Unlike liver cells, red blood cells do not contain genes. Without genes the cells lack the codes and machinery necessary to synthesize proteins which would alert the immune system that it is under attack. This buys the parasite some time, but it still has the spleen to worry about…
Red blood cells (RBCs) are usually very squishy, a necessity when your job requires squeezing through tiny capillaries throughout the body. As RBCs age, they get worn out and lose some of their pliability. When they pass through the spleen, it identifies the aging cells and retires them. The spleen would almost certainly destroy any RBC harboring a Plasmodium because the parasite changes the structure of the cell, making it far more rigid. The parasite needs to make sure that the red blood cell never makes it to the spleen.
To stop the RBC in its tracks, Plasmodium creates hook-like proteins that extend out from the RBC and attach to the blood vessels. While this action saves the parasite from ever encountering the spleen, the proteins alert the immune system to its presence.
Over its evolutionary history, this parasite has managed to exploit the immune system’s need for specificity. The immune system first identifies a foreign body by some telltale protein on a cell’s surface (e.g., the “hook” mentioned earlier). Once this protein has been identified, the immune system builds an army which will focus on attacking only those cells that display the protein they have been built to identify. Should that identifying protein change configuration, then the current army of immune cells will be unable to recognize the intruder. In this case, a new army will need to be readied that is capable of identifying the new protein.
Plasmodium reproduces quickly. It multiplies in one red blood cell and will then burst out in search of new ones. Every few generations, these clever parasites will turn on a different gene that codes for a protein hook with a slightly different configuration. By the time the immune system is capable of recognizing and attacking the parasite, the parasite has switched protein hooks and becomes unrecognizable to the army built to destroy it. In this way, malaria parasites often manage to stay ahead of the human body’s immune response.
There are drugs to prevent malaria and there are drugs to treat malaria, but both are often too expensive for people living in malaria-ridden areas to afford.
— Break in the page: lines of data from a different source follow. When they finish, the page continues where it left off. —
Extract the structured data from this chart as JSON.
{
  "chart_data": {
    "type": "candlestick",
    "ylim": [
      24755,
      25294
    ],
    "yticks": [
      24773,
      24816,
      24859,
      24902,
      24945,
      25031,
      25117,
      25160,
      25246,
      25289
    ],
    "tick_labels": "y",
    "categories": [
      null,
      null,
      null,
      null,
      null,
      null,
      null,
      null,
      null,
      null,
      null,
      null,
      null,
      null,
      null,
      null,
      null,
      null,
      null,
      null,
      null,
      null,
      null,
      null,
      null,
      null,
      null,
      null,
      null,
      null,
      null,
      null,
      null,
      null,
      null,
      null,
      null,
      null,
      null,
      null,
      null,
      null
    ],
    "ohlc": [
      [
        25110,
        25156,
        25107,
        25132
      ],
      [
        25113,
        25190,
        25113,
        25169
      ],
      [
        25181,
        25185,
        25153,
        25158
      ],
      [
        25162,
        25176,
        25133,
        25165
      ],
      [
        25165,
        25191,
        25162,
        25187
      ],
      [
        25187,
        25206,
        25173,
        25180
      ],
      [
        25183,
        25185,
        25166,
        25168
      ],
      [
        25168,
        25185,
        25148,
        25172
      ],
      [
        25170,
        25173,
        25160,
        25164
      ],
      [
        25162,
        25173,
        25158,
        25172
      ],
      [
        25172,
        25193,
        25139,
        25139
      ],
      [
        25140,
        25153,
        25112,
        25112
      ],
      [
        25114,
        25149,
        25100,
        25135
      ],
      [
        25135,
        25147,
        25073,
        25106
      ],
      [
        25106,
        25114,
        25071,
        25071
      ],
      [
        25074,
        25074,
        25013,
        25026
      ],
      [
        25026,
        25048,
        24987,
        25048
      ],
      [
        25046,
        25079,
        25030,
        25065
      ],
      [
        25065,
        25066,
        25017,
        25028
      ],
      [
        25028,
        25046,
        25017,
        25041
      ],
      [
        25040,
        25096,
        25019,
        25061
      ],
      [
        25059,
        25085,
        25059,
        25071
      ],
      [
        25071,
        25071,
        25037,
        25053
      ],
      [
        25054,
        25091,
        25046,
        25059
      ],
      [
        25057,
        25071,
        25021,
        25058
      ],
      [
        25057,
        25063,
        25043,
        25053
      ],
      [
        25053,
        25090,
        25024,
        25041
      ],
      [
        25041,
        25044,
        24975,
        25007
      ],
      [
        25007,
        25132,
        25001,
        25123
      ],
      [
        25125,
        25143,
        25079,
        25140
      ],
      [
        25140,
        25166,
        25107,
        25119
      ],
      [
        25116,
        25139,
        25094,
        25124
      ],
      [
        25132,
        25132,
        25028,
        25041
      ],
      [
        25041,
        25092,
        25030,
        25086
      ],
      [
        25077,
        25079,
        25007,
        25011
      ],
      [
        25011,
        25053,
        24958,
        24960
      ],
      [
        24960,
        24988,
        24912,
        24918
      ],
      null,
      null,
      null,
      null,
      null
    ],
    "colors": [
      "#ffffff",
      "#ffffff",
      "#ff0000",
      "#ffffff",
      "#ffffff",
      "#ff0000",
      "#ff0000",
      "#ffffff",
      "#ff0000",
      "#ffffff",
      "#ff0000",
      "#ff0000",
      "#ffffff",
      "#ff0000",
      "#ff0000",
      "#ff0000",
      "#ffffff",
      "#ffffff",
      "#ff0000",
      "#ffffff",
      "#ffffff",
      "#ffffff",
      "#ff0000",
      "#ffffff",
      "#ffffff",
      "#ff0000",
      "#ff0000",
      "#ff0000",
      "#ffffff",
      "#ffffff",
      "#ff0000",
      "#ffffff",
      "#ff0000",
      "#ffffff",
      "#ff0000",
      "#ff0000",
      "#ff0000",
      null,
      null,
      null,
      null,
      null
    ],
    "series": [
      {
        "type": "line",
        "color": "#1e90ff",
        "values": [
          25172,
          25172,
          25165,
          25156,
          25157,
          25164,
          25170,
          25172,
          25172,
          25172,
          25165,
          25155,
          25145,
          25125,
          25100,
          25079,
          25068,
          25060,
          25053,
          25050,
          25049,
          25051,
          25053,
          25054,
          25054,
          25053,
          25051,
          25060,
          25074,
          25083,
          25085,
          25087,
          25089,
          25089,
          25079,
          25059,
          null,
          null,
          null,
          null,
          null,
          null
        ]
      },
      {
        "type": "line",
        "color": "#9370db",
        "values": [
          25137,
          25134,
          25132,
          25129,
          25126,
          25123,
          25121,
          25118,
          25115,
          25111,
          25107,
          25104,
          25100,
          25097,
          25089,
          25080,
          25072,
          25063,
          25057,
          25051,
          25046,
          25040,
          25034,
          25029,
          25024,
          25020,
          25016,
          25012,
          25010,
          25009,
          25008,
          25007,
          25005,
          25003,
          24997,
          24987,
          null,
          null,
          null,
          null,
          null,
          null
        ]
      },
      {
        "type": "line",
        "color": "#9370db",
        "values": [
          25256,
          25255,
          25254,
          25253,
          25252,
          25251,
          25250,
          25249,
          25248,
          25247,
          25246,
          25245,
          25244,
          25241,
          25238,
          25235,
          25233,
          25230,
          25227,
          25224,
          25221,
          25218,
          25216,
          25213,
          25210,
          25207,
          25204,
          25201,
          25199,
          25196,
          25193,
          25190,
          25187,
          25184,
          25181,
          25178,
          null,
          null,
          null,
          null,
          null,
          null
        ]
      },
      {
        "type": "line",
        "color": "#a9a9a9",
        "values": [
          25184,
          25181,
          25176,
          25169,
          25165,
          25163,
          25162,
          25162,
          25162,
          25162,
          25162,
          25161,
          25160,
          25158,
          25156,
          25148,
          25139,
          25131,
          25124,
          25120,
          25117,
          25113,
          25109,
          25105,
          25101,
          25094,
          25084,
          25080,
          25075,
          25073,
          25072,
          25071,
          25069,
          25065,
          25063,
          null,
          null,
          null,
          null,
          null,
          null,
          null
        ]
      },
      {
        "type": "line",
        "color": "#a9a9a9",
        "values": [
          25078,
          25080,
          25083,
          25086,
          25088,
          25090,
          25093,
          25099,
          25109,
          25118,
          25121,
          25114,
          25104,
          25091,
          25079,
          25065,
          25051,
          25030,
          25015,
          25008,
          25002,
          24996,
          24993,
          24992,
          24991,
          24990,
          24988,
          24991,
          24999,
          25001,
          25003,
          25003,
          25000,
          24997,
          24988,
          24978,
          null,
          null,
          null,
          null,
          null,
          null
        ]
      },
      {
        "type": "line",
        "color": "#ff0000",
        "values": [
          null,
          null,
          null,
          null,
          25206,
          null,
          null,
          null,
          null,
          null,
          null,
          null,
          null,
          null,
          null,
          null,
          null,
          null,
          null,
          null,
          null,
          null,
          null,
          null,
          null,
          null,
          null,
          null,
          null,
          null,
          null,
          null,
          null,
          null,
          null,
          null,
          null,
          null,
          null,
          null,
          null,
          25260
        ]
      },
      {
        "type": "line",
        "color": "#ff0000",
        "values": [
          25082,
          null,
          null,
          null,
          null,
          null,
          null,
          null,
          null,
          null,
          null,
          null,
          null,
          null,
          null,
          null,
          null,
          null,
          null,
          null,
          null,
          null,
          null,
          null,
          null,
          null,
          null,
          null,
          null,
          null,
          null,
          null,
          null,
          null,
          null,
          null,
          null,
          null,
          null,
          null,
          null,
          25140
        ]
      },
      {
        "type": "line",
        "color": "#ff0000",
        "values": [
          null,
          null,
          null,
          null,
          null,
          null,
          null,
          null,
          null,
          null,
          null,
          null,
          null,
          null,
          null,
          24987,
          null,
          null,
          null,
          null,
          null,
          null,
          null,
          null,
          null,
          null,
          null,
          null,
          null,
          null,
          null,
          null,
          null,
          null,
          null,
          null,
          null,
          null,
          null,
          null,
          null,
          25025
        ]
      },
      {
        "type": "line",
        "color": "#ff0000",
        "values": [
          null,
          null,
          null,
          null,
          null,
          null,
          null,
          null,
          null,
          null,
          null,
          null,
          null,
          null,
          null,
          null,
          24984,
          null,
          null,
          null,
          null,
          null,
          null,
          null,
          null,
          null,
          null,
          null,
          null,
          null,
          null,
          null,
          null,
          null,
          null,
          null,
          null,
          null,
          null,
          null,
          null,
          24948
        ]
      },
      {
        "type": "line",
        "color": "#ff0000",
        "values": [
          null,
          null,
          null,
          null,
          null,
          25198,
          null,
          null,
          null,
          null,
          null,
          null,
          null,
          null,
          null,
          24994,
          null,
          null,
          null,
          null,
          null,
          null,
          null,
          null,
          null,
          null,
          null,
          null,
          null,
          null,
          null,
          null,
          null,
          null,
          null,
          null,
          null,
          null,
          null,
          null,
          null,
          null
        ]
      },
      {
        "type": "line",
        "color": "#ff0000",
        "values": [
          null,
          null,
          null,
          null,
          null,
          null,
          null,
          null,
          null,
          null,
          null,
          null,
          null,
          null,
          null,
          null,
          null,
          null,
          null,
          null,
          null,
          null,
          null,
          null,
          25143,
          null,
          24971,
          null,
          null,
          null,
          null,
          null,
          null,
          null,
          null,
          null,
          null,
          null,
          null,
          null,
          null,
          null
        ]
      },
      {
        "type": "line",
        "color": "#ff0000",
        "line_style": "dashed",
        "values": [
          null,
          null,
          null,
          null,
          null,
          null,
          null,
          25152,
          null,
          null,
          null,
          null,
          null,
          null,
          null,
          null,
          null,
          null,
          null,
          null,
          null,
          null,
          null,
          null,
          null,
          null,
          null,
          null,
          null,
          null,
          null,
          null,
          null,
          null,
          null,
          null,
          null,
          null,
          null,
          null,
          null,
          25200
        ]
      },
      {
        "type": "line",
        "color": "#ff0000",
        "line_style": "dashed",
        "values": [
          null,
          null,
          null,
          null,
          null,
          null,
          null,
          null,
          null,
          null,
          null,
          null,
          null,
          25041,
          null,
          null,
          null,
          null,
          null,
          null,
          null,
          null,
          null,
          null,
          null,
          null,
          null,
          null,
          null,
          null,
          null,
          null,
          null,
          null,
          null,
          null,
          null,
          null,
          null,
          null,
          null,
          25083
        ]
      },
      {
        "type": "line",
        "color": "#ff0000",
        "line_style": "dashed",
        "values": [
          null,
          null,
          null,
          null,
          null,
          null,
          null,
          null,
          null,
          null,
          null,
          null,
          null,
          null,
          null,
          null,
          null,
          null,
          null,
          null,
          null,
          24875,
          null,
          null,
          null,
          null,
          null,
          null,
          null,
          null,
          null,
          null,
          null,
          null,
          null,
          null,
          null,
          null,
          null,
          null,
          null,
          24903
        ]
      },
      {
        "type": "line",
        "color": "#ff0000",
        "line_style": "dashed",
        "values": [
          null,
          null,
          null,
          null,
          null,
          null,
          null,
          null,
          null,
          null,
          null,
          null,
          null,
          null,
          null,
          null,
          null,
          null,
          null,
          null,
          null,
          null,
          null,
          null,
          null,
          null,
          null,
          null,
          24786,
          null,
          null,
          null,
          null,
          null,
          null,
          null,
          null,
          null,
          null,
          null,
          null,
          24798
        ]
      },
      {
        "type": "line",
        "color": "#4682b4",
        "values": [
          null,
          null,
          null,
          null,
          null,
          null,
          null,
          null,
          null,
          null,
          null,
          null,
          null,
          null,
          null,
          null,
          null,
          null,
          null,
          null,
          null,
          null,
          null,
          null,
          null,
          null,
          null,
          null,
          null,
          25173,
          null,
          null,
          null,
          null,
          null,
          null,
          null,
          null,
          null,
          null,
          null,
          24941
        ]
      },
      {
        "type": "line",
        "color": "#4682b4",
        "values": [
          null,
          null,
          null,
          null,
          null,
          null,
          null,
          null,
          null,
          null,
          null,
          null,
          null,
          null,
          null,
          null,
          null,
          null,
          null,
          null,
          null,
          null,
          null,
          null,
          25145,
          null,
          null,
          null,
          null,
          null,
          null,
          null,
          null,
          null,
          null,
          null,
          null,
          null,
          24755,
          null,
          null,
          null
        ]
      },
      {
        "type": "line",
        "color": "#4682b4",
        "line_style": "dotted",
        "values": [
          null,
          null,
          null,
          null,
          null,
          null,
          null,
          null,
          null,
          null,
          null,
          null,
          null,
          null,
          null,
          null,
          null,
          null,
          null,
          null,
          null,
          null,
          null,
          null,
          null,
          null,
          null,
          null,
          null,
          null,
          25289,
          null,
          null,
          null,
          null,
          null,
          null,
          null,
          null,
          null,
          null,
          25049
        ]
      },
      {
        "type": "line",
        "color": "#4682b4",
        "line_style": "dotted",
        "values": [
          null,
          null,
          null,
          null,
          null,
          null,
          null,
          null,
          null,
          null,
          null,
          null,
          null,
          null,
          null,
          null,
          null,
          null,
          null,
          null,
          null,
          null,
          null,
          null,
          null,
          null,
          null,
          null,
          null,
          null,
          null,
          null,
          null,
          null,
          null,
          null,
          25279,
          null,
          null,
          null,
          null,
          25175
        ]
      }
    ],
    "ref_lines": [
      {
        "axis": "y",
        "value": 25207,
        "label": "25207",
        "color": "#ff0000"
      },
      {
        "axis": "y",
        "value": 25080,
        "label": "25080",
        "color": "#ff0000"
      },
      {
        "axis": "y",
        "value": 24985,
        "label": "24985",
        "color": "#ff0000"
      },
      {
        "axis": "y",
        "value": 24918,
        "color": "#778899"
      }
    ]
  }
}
Additionally, malarial drugs often have nasty side effects. Finding a vaccine would likely save lots of money in the long run and would do much to ease suffering. For many years, vaccine research has proceeded without much luck.
The advent of genetic techniques may now have paved the way for the creation of a vaccine.
The vaccine described in the article mentioned above uses a genetically modified version of the parasite. Scientists identified and knocked out 2 genes that the parasite needs during the stage when it is infecting cells in the liver. This genetic modification means that the parasite can be injected into people without posing any threat. The presence of the parasite gears up the immune system, which creates an army which is ready to attack Plasmodium as soon as it enters the body. This eliminates that lag time that the parasite had been exploiting and gives the immune system the edge that it needs to destroy the parasite before it can cause any real damage.
The vaccine has proved to be 100% effective in animal trials and will hopefully be made available publicly in the near future. If the vaccine is affordable enough to be distributed widely then this should have huge human health and economic impacts. Third world countries that are so often plagued by malaria should save millions in health care costs and should experience increased GDP as a result of the healthier work force. Best of all, millions of lives will be saved in the years after the vaccine becomes available.
If you thought this post was interesting, then I suggest reading Parasite Rex by Carl Zimmer. I got a lot of the information that I presented from this book, and it’s a fun read.